Nuriel asintió ligeramente, no estaba preocupada por no poder entrar al desfile. Pero sí de la actitud de la familia Fuentes hacia Irmina, ya que la actitud hacia ella era tan diferente que no pudo evitar sentirse mal.
"Mana, ahí viene Elián, anima esa cara", cuando Cira se disponía a irse de la mano con Nuriel, vio el auto de Elián entrando al estacionamiento; sus ojos se iluminaron al instante, como si hubiera visto una luz de esperanza.
Nuriel vaciló por un momento antes de decirle en voz baja: "Cira, ve al auto y espérame, necesito hablar con Elián a solas".
Aunque a Cira no le gustaba la idea, soltó la mano de Nuriel diciéndole en voz baja: "Estoy segura de que puedes con Elián".

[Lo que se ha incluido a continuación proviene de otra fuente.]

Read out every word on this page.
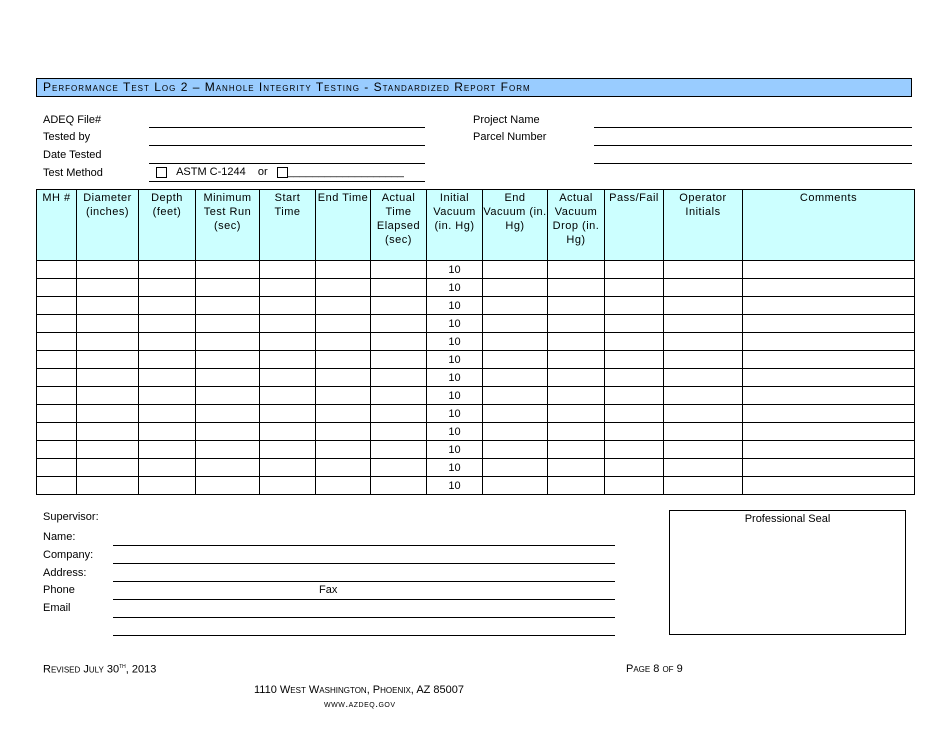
Performance Test Log 2 – Manhole Integrity Testing - Standardized Report Form
ADEQ File#
Tested by
Date Tested
Test Method	ASTM C-1244 or ___________________
Project Name
Parcel Number
MH #	Diameter (inches)	Depth (feet)	Minimum Test Run (sec)	Start Time	End Time	Actual Time Elapsed (sec)	Initial Vacuum (in. Hg)	End Vacuum (in. Hg)	Actual Vacuum Drop (in. Hg)	Pass/Fail	Operator Initials	Comments
							10					
							10					
							10					
							10					
							10					
							10					
							10					
							10					
							10					
							10					
							10					
							10					
							10					
Supervisor:
Name:
Company:
Address:
Phone	Fax
Email
Professional Seal
Revised July 30th, 2013	Page 8 of 9
1110 West Washington, Phoenix, AZ 85007
www.azdeq.gov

Nuriel forzó una sonrisa. Entonces Cira se apresuró hacia su auto, dejando espacio para que su hermana actuara. En cuanto ella se dio la vuelta, la sonrisa de Nuriel desapareció y sus ojos se quedaron sin alegría.
Cuando Elián estacionó y empezó a caminar hacia el interior del desfile, Nuriel, con una expresión difícil, lo llamó: "Elián".
Él se detuvo y la miró, su expresión no cambió mucho cuando respondió: "¿Qué pasa?".